I don't want to integrate analytically, because it involves the "erf" function,and I'm sure a good approximation can be calculated numerically (e.g. Trapezes or Rectangles). Just for info, I've read that a good approximation of a 1D gaussian curve integral is :
a*sigma*sqrt(2*pi)
Where a is the amplitude of the gaussian curve. So what about a 2D curve ? Anyway...
The point is that IGOR enables us to integrate through the rows and the columns of a 2D wave, using /DIM.
However, I think that a double integral shall be performed, by caring about the bounds. Indeed, the bounds of the second integral might be expressed in function of the first integral. Moreover, I suppose that the coordinate system should be changed as well (cartesian --> cylindrical?)

Has anyone ever done such a thing please ? I mean, calculated the area or the volume of a Two-dimensionnal Gaussian?

Thanks in advance for your help !


Is it mathematically OK to simply SUM all the values contained in the 2D wave ?

Thank you

Edit --> NO ! It depends on the number of samples contained in the wave !!
Nasser wrote:
Is it mathematically OK to simply SUM all the values contained in the 2D wave ?

Thank you

Edit --> NO ! It depends on the number of samples contained in the wave !!


So this means you have already a wave with numbers representing the 2D gaussian?
So the sum should be ok, but you have to include the increment of the data points (i.e. the replacement for dx dy of the integral). Or what do you mean by the 'number of samples'?
Hallo ! Danke für Ihre Antwort

chozo wrote:
So this means you have already a wave with numbers representing the 2D gaussian?


Yes sir !


chozo wrote:
Or what do you mean by the 'number of samples'?

The number of points.

chozo wrote:
So the sum should be ok, but you have to include the increment of the data points (i.e. the replacement for dx dy of the integral).
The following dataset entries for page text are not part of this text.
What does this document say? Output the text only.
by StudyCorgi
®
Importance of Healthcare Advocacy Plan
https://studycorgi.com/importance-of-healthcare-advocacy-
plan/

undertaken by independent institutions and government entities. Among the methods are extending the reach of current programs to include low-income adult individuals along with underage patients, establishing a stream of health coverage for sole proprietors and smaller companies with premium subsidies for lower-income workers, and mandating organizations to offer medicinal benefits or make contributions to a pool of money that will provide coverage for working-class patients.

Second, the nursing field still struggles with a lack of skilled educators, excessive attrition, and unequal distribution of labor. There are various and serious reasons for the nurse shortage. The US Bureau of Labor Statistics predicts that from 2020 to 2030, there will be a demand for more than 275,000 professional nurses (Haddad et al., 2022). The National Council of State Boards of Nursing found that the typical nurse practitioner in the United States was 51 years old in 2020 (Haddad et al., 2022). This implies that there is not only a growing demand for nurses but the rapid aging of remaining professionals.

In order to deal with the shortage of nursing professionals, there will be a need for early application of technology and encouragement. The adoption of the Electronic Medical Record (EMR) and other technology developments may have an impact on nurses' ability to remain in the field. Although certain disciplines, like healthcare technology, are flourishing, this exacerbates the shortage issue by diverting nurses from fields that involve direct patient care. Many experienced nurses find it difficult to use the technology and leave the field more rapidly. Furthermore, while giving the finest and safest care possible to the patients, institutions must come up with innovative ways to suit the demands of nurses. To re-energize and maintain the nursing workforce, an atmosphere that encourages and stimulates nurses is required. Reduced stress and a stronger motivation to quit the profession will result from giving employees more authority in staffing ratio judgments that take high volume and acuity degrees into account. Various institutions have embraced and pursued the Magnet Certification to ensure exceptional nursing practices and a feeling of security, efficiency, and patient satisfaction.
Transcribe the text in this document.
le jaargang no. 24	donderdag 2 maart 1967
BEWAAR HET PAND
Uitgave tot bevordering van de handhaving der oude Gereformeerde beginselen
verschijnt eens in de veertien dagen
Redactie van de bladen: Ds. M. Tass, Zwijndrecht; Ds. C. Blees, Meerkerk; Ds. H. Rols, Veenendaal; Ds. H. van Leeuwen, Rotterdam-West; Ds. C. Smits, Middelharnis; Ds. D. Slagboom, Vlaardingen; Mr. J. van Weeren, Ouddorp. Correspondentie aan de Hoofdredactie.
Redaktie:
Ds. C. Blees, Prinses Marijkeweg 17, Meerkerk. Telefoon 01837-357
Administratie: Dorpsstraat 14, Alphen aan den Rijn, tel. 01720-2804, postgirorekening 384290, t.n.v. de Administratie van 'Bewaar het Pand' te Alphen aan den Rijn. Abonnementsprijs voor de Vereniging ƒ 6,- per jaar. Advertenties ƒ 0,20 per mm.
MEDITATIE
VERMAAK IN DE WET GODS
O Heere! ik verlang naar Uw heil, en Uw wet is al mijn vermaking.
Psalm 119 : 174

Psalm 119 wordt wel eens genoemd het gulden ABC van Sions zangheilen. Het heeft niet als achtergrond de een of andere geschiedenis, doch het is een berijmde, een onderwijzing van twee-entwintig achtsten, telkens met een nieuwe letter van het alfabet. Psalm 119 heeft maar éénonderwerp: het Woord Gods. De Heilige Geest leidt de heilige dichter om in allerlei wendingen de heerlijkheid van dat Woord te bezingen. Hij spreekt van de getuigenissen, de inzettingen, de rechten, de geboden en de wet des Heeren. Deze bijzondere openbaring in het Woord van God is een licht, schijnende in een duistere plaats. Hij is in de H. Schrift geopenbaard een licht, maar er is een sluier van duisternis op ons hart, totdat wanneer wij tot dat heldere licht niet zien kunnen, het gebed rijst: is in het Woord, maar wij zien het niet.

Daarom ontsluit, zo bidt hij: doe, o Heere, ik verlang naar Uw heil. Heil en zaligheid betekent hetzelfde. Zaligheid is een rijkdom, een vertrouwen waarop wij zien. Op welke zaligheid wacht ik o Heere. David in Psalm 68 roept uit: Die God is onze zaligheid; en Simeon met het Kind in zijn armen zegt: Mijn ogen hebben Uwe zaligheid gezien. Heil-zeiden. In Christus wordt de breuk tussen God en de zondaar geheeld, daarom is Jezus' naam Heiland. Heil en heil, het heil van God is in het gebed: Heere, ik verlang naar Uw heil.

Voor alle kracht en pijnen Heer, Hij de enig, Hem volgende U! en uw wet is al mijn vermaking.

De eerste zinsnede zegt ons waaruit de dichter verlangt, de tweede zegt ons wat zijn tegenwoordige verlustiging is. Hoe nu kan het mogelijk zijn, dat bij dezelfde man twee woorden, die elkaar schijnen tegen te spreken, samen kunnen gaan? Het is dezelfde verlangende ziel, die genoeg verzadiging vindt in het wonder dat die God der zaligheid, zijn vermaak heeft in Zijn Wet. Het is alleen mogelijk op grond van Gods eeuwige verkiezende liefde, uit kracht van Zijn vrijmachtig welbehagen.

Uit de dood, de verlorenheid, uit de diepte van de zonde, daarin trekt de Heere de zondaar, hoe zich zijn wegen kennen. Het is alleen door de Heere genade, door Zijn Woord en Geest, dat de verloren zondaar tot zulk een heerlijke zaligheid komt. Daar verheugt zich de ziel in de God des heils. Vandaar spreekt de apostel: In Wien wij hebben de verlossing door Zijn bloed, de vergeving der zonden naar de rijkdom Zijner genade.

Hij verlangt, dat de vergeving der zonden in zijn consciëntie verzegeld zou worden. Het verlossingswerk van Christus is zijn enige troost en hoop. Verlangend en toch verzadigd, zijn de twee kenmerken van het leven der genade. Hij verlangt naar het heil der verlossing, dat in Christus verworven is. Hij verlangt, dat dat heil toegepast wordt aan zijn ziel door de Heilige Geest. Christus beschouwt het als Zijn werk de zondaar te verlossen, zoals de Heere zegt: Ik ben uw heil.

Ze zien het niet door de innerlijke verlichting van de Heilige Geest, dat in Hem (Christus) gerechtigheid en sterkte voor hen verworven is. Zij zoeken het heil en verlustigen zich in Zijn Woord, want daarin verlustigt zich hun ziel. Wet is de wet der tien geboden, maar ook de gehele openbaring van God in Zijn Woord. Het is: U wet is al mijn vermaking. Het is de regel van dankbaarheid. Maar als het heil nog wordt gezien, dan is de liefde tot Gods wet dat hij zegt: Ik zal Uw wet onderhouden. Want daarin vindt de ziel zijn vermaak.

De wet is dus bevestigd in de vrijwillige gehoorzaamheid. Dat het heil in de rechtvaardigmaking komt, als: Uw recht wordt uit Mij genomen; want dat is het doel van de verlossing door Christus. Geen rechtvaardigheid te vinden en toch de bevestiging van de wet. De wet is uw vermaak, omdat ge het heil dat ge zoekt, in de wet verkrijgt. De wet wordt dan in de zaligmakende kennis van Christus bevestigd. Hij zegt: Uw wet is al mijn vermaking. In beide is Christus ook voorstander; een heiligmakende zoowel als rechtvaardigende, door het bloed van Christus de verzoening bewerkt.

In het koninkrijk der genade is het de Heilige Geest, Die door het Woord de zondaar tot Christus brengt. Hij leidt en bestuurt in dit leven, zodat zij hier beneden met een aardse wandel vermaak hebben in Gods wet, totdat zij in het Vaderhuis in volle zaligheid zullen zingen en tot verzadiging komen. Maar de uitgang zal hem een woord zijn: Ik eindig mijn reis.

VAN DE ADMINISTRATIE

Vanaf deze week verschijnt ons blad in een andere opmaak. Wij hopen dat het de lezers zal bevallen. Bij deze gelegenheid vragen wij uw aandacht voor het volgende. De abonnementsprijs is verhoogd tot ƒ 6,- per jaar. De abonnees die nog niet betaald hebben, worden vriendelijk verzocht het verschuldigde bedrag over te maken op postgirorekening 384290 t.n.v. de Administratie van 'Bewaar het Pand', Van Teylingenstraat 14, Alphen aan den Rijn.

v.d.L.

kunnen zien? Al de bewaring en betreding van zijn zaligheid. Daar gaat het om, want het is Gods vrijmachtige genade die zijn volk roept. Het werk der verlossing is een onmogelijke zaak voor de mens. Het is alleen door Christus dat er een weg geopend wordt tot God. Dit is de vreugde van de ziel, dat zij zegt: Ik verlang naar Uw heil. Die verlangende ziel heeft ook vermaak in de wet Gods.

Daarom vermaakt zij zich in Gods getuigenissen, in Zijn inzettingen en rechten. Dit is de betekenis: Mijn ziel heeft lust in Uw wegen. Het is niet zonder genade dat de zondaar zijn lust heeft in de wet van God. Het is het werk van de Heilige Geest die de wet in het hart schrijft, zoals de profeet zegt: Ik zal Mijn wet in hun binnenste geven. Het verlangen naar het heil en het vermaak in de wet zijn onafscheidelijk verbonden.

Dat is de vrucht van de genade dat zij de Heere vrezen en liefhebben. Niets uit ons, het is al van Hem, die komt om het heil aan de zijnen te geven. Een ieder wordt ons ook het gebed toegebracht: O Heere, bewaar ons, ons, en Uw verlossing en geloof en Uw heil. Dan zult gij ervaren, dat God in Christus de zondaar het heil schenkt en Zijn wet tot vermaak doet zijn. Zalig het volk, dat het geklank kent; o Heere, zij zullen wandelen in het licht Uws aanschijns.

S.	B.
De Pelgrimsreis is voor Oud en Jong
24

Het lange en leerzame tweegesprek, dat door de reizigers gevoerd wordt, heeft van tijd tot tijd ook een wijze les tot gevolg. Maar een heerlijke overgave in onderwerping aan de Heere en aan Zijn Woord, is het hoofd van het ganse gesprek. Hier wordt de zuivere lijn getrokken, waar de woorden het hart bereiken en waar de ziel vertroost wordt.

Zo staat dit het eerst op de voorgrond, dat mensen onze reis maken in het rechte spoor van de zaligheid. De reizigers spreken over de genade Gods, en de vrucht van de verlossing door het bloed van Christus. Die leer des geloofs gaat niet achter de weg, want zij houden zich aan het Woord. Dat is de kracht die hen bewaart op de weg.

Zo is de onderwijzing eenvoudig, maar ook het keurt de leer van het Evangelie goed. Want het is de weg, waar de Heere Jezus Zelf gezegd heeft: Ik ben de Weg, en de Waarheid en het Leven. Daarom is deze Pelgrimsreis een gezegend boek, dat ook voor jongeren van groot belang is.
I agree, for instance using the rectangular integration (Riemann sum):

Total Volume under the suface = SUM{z(x[i],y[j])*(x[i+1]-x[i])*(y[j+1]-y[j])}

Igor enables us to use INTEGRATE , e.g. :

Integrate /DIM=0 My2DWave /D=Integrated2DWaveThroughColumns
Integrate /DIM=1 Integrated2DWave /D=Integrated2DWaveThroughColsANDrows

It is supposed to be a double integral, which may return the volume under the surface, BUT I have a big doubt...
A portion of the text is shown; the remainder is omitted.